U-zine : Je suppose que les commentaires seront en français et les interviews en anglais sous-titrés ? Comptes-tu en faire une sortie en plusieurs langues, avec des sous-titrages différents ?

Il y aura 3 types de langues audio sur le film. Le français, pour les artistes et intervenants français que nous interviewerons. L’allemand, pour les groupes allemands. Pour tous les autres se sera en anglais. Bien sur pour la diffusion française, le film sera sous-titré en français. On envisage également le marché international avec des sous-titrages anglais et allemands et peut-être même en espagnol pour le marché sud-américain notamment.

U-zine : Comment peut-on soutenir ton initiative et suivre la progression du projet ?

Tout le monde peut suivre le projet sur les pages Facebook, Google+ et Twitter du film.
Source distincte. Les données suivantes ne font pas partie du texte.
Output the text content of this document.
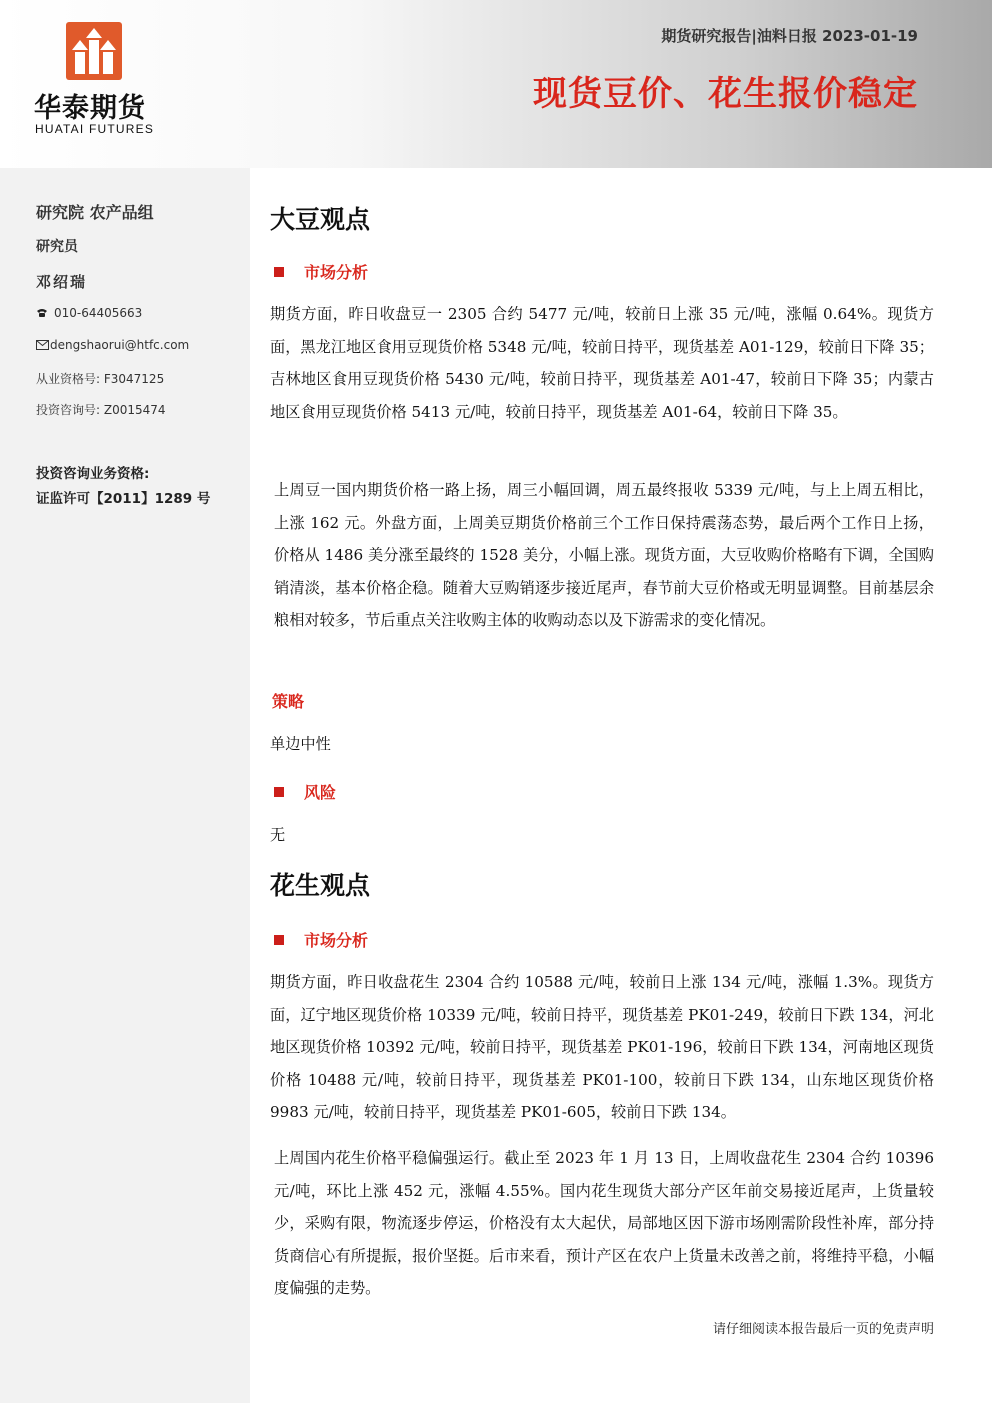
华泰期货
HUATAI FUTURES
期货研究报告|油料日报 2023-01-19
现货豆价、花生报价稳定
研究院 农产品组
研究员
邓绍瑞
010-64405663
dengshaorui@htfc.com
从业资格号: F3047125
投资咨询号: Z0015474
投资咨询业务资格:
证监许可【2011】1289 号
大豆观点
市场分析

期货方面，昨日收盘豆一 2305 合约 5477 元/吨，较前日上涨 35 元/吨，涨幅 0.64%。现货方面，黑龙江地区食用豆现货价格 5348 元/吨，较前日持平，现货基差 A01-129，较前日下降 35；吉林地区食用豆现货价格 5430 元/吨，较前日持平，现货基差 A01-47，较前日下降 35；内蒙古地区食用豆现货价格 5413 元/吨，较前日持平，现货基差 A01-64，较前日下降 35。

上周豆一国内期货价格一路上扬，周三小幅回调，周五最终报收 5339 元/吨，与上上周五相比，上涨 162 元。外盘方面，上周美豆期货价格前三个工作日保持震荡态势，最后两个工作日上扬，价格从 1486 美分涨至最终的 1528 美分，小幅上涨。现货方面，大豆收购价格略有下调，全国购销清淡，基本价格企稳。随着大豆购销逐步接近尾声，春节前大豆价格或无明显调整。目前基层余粮相对较多，节后重点关注收购主体的收购动态以及下游需求的变化情况。

策略

单边中性

风险

无

花生观点
市场分析

期货方面，昨日收盘花生 2304 合约 10588 元/吨，较前日上涨 134 元/吨，涨幅 1.3%。现货方面，辽宁地区现货价格 10339 元/吨，较前日持平，现货基差 PK01-249，较前日下跌 134，河北地区现货价格 10392 元/吨，较前日持平，现货基差 PK01-196，较前日下跌 134，河南地区现货价格 10488 元/吨，较前日持平，现货基差 PK01-100，较前日下跌 134，山东地区现货价格 9983 元/吨，较前日持平，现货基差 PK01-605，较前日下跌 134。

上周国内花生价格平稳偏强运行。截止至 2023 年 1 月 13 日，上周收盘花生 2304 合约 10396 元/吨，环比上涨 452 元，涨幅 4.55%。国内花生现货大部分产区年前交易接近尾声，上货量较少，采购有限，物流逐步停运，价格没有太大起伏，局部地区因下游市场刚需阶段性补库，部分持货商信心有所提振，报价坚挺。后市来看，预计产区在农户上货量未改善之前，将维持平稳，小幅度偏强的走势。

请仔细阅读本报告最后一页的免责声明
D’ailleurs plus il y aura de monde sur ces pages, plus les distributeurs et sponsors nous aiderons à financer le documentaire. Je compte donc sur tout le monde pour aimer et partager les pages en masse. Un site web est également disponible à cette adresse : www.metal-apocalypse.com

U-zine : Un petit mot pour nos lecteurs ?
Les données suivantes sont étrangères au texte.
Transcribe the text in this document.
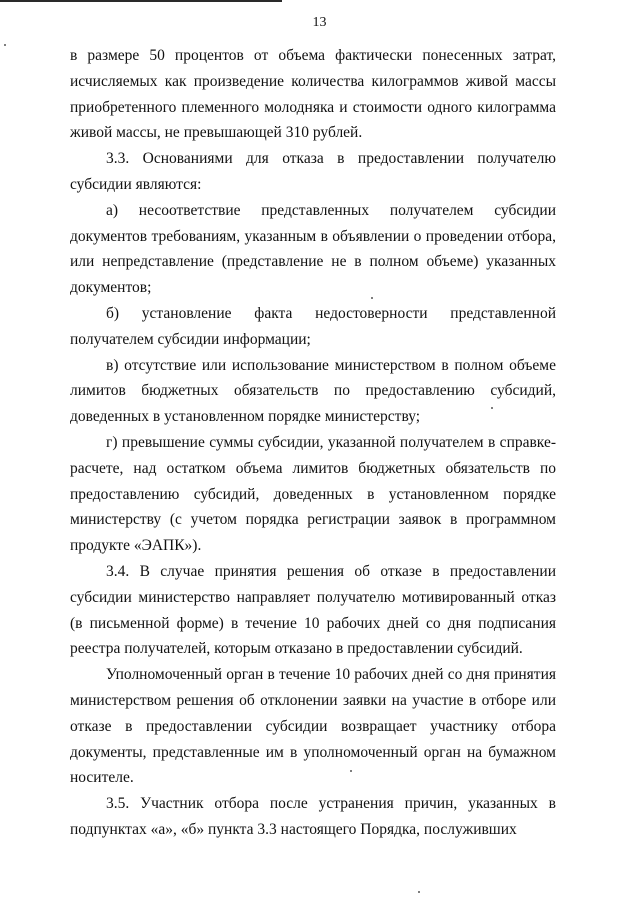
13

в размере 50 процентов от объема фактически понесенных затрат, исчисляемых как произведение количества килограммов живой массы приобретенного племенного молодняка и стоимости одного килограмма живой массы, не превышающей 310 рублей.

3.3. Основаниями для отказа в предоставлении получателю субсидии являются:

а) несоответствие представленных получателем субсидии документов требованиям, указанным в объявлении о проведении отбора, или непредставление (представление не в полном объеме) указанных документов;

б) установление факта недостоверности представленной получателем субсидии информации;

в) отсутствие или использование министерством в полном объеме лимитов бюджетных обязательств по предоставлению субсидий, доведенных в установленном порядке министерству;

г) превышение суммы субсидии, указанной получателем в справке-расчете, над остатком объема лимитов бюджетных обязательств по предоставлению субсидий, доведенных в установленном порядке министерству (с учетом порядка регистрации заявок в программном продукте «ЭАПК»).

3.4. В случае принятия решения об отказе в предоставлении субсидии министерство направляет получателю мотивированный отказ (в письменной форме) в течение 10 рабочих дней со дня подписания реестра получателей, которым отказано в предоставлении субсидий.

Уполномоченный орган в течение 10 рабочих дней со дня принятия министерством решения об отклонении заявки на участие в отборе или отказе в предоставлении субсидии возвращает участнику отбора документы, представленные им в уполномоченный орган на бумажном носителе.

3.5. Участник отбора после устранения причин, указанных в подпунктах «а», «б» пункта 3.3 настоящего Порядка, послуживших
Je souhaiterais remercier tous ceux qui ont aimés et partagés les pages sur les réseaux sociaux et qui nous soutiennent continuellement ainsi que ceux qui le feront. J’ai besoin de vous tous pour mener à bien ce documentaire, je compte sur vous. Passez tous de très bonnes fêtes de fin d’année. Et surtout n’oubliez jamais les paroles de notre regretté Patrick Roy : Le Metal c’est vital.

Merci donc à Josh pour sa disponibilité, sa gentillesse et sa passion communicative. Je suis de tout coeur avec toi mec !!